Rutabagas look something like turnips—round and slightly squat–but they usually grow larger—3 to 5 inches (7.5-13 cm) in diameter. Rutabagas often reach 3-5 pounds (1.1-1.8 kg), much larger than a turnip.
The skin of the rutabaga root is yellow deepening to purple at the top. You will know it’s a rutabaga and not a turnip by the leaf scars on its top.
A rosette of smooth, grayish-green leaves grow from the rutabaga’s swollen stem. They grow larger and fleshier, and they are more deeply lobed than turnip leaves.
The rutabaga’s skin is thin and its flesh is firm and pale- to golden yellow, although there is also a white fleshed variety of rutabaga.
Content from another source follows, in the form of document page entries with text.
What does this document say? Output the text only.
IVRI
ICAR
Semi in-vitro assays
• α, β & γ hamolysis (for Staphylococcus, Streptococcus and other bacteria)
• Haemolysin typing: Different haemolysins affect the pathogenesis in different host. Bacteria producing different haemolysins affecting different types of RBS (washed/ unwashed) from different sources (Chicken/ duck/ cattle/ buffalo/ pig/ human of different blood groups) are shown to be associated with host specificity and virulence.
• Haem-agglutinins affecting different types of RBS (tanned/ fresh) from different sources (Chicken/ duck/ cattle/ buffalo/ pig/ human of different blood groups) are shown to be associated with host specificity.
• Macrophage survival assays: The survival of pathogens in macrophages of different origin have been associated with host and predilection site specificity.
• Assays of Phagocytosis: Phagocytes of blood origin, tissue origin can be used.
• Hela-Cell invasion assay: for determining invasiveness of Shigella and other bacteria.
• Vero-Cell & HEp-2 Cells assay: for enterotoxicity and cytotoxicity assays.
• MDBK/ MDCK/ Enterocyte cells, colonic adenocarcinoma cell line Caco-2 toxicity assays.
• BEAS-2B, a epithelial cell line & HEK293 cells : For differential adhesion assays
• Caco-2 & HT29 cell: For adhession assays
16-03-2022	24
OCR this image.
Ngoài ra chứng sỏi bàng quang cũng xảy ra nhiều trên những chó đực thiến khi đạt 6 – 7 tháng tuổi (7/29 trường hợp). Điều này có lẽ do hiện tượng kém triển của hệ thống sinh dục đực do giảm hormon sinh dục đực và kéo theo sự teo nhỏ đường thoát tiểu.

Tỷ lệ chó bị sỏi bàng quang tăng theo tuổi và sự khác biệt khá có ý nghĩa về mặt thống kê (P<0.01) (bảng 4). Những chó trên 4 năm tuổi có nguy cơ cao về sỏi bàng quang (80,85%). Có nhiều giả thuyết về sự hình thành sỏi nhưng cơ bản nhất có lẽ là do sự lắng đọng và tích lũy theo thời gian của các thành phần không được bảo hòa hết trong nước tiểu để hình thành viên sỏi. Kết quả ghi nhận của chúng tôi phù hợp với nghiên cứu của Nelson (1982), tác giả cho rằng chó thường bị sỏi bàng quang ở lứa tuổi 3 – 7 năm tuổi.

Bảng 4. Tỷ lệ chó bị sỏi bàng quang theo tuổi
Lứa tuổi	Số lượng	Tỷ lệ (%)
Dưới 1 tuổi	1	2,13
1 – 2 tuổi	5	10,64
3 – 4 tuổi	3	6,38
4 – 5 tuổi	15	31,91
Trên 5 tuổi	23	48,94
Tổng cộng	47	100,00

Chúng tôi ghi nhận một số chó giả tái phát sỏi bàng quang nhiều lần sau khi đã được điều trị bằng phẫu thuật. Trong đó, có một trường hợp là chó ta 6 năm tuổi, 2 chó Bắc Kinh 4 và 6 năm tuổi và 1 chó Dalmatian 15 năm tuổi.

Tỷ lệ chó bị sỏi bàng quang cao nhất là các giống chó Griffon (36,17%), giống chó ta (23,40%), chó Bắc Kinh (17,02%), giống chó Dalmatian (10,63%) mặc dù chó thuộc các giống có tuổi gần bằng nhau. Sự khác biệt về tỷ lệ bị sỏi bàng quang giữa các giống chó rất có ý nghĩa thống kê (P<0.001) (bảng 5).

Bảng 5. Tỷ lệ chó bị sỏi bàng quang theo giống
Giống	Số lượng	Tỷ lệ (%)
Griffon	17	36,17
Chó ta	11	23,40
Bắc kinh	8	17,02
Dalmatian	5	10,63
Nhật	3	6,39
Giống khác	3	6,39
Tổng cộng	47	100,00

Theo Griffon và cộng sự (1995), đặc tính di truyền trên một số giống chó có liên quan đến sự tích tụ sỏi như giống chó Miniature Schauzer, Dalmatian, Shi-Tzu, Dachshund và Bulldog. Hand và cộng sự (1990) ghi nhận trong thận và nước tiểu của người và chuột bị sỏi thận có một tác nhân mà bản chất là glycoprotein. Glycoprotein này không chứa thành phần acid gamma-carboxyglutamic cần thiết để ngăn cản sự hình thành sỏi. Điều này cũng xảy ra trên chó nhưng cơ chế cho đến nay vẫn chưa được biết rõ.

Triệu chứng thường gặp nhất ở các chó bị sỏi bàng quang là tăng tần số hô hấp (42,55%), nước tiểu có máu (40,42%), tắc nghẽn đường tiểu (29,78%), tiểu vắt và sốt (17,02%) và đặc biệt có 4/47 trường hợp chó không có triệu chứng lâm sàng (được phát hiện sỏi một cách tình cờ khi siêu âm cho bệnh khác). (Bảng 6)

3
The rutabaga was eaten in France and southern Europe during the sixteenth-century and was grown in Britain as early as the fifteenth-century.
Rutabagas are a cool-weather vegetable and taste best after the first frost. They store well in the ground until they are needed.
They are available year-round in many markets, but the peak season for rutabagas is mid summer through early spring.
Choose. Select a rutabaga that is smooth, firm, without blemishes, and heavy for its size.
Avoid large roots, they tend to be fibrous. If you smell a rutabaga, the more pronounced the odor, the more pungent the flavor.
Store. Rutabagas can be stored unwashed in a plastic bag in the refrigerator for up to 2 weeks. The leaves should be removed to prevent the root from drying out. You can freeze rutabagas: first, blanch for 2 minutes, cooked or purée.
Prepare. Scrub rutabagas under cold running water before using. Cut into pieces and remove the core if it is brownish.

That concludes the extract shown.